Discovering Hidden Gems in Model Repositories

Public repositories host millions of fine-tuned models, yet community usage remains disproportionately concentrated on a small number of foundation checkpoints. We investigate whether this concentration reflects efficient market selection or if superior models are systematically overlooked. Through an extensive evaluation of over 2,000 models, we show the prevalence of “hidden gems”, unpopular fine-tunes that significantly outperform their popular counterparts. Notably, within the Llama-3.1-8B family, we find rarely downloaded checkpoints that improve math performance from 83.2% to 96.0% without increasing inference costs. However, discovering these models through exhaustive evaluation of every uploaded model is computationally infeasible. We therefore formulate model discovery as a Multi-Armed Bandit problem and accelerate the Sequential Halving search algorithm by using shared query sets and aggressive elimination schedules. Our method retrieves top models with as few as 50 queries per candidate, accelerating discovery by over 50x.

💡 Research Summary

The paper tackles the paradox that public model repositories such as Hugging Face host millions of fine‑tuned checkpoints, yet the community overwhelmingly uses a tiny fraction of foundation models. The authors ask two questions: (1) Do the most downloaded models actually represent the best performance? (2) If not, how can we efficiently discover superior “hidden‑gem” models among a massive candidate pool?
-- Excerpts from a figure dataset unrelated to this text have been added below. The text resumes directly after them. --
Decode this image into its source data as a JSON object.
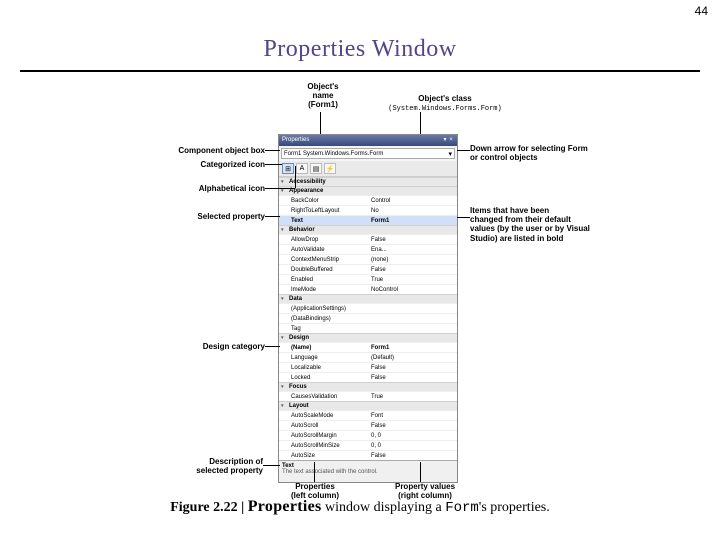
{
  "page_number": "44",
  "title": "Properties Window",
  "object_name_label": [
    "Object's",
    "name",
    "(Form1)"
  ],
  "object_class_label": [
    "Object's class",
    "(System.Windows.Forms.Form)"
  ],
  "callout_component": "Component object box",
  "callout_categorized": "Categorized icon",
  "callout_alphabetical": "Alphabetical icon",
  "callout_selected": "Selected property",
  "callout_design": "Design category",
  "callout_description": [
    "Description of",
    "selected property"
  ],
  "callout_props_col": [
    "Properties",
    "(left column)"
  ],
  "callout_vals_col": [
    "Property values",
    "(right column)"
  ],
  "callout_downarrow": [
    "Down arrow for selecting Form",
    "or control objects"
  ],
  "callout_bold": [
    "Items that have been",
    "changed from their default",
    "values (by the user or by Visual",
    "Studio) are listed in bold"
  ],
  "window": {
    "titlebar": "Properties",
    "combo": "Form1  System.Windows.Forms.Form",
    "desc_title": "Text",
    "desc_body": "The text associated with the control.",
    "categories": [
      {
        "name": "Accessibility",
        "rows": []
      },
      {
        "name": "Appearance",
        "rows": [
          {
            "n": "BackColor",
            "v": "Control"
          },
          {
            "n": "RightToLeftLayout",
            "v": "No"
          },
          {
            "n": "Text",
            "v": "Form1",
            "selected": true,
            "bold": true
          }
        ]
      },
      {
        "name": "Behavior",
        "rows": [
          {
            "n": "AllowDrop",
            "v": "False"
          },
          {
            "n": "AutoValidate",
            "v": "Ena..."
          },
          {
            "n": "ContextMenuStrip",
            "v": "(none)"
          },
          {
            "n": "DoubleBuffered",
            "v": "False"
          },
          {
            "n": "Enabled",
            "v": "True"
          },
          {
            "n": "ImeMode",
            "v": "NoControl"
          }
        ]
      },
      {
        "name": "Data",
        "rows": [
          {
            "n": "(ApplicationSettings)",
            "v": ""
          },
          {
            "n": "(DataBindings)",
            "v": ""
          },
          {
            "n": "Tag",
            "v": ""
          }
        ]
      },
      {
        "name": "Design",
        "rows": [
          {
            "n": "(Name)",
            "v": "Form1",
            "bold": true
          },
          {
            "n": "Language",
            "v": "(Default)"
          },
          {
            "n": "Localizable",
            "v": "False"
          },
          {
            "n": "Locked",
            "v": "False"
          }
        ]
      },
      {
        "name": "Focus",
        "rows": [
          {
            "n": "CausesValidation",
            "v": "True"
          }
        ]
      },
      {
        "name": "Layout",
        "rows": [
          {
            "n": "AutoScaleMode",
            "v": "Font"
          },
          {
            "n": "AutoScroll",
            "v": "False"
          },
          {
            "n": "AutoScrollMargin",
            "v": "0, 0"
          },
          {
            "n": "AutoScrollMinSize",
            "v": "0, 0"
          },
          {
            "n": "AutoSize",
            "v": "False"
          }
        ]
      }
    ]
  },
  "caption": {
    "prefix": "Figure 2.22 | ",
    "word_properties": "Properties",
    "mid": " window displaying a ",
    "word_form": "Form",
    "suffix": "'s properties."
  },
  "colors": {
    "title": "#554488",
    "titlebar_top": "#6a7aa8",
    "titlebar_bottom": "#3a4a78",
    "selected_row": "#cfe0f8"
  }
}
To answer (1), they evaluate over 2,000 fine‑tuned models drawn from four major model trees—Qwen‑2.5 (3B & 7B), Mistral‑7B, and Llama‑3.1‑8B—using a unified benchmark suite called RouterBench, which aggregates tasks such as MBPP, Winograd, MMLU, ARC‑Challenge, and GSM8K. All models are compared under identical inference cost, and only the fine‑tune itself is allowed to differ. They define a “Hidden Gem” as a model that (i) is not in the top‑1 % of download counts (obscure), (ii) lies in the top‑1 % of performance on a given task (elite), and (iii) strictly outperforms the best popular model. Their analysis shows that popularity is a poor proxy for quality: for example, an obscure Llama‑3.1‑8B checkpoint raises GSM8K accuracy from 83.2 % to 96.0 % without extra compute, and similar gains appear across the other trees. Over 90 % of the identified gems lack any performance documentation, explaining why users miss them.

Because exhaustive evaluation of every checkpoint would require billions of inference calls, the authors reformulate model discovery as a fixed‑budget best‑arm identification problem in the multi‑armed bandit (MAB) framework. The arms correspond to candidate models, each pull is a single query evaluation, and rewards are binary correctness signals. Their baseline is Sequential Halving (SH), which iteratively allocates a small budget, ranks models, and eliminates the bottom half. However, vanilla SH is sample‑inefficient for LLM evaluation.

The paper introduces two key modifications:

1. Correlated Sampling (Shared Query Sets) – In each round, all surviving models are evaluated on the exact same set of queries. This dramatically reduces variance in pairwise performance estimates, allowing reliable ranking with far fewer samples.

2. Aggressive Elimination Schedule – Observing that the majority of uploads are low‑quality, they prune the candidate pool dramatically in the first round, shrinking it to a fixed size of 100 models. The saved budget is then concentrated on discriminating among the elite survivors.

Experiments compare the proposed method against eight strong baselines (Uniform, UCB, UCB‑E, UCB‑StdDev, Successive Rejects, TTTS, Bayesian Elimination, and vanilla SH) under two query‑per‑model budgets: N = 10 (very low) and N = 50 (moderate). For each setting they repeat 100 runs and report mean rank and top‑1 accuracy. With N = 10, most baselines fail to beat the popular base models, while the proposed approach consistently retrieves a hidden gem within the top‑3 and achieves accuracies of 0.726–0.791. With N = 50, baselines improve modestly but still lag behind; the new method reaches mean ranks of 1–3 and accuracies of 0.729–0.796, representing more than a 50× speed‑up over exhaustive search.

Ablation studies confirm that both correlated sampling and aggressive pruning independently contribute to performance gains; removing either component degrades accuracy substantially.

The authors conclude that (i) public repositories contain a substantial number of high‑performing but under‑downloaded models, refuting the “efficient discovery” hypothesis, and (ii) a budget‑constrained, bandit‑based search with shared queries and early aggressive pruning offers a practical solution for discovering these hidden gems. They suggest future work on adaptive query selection, integration of model metadata, and deployment of the algorithm as an automated recommendation service within model hubs.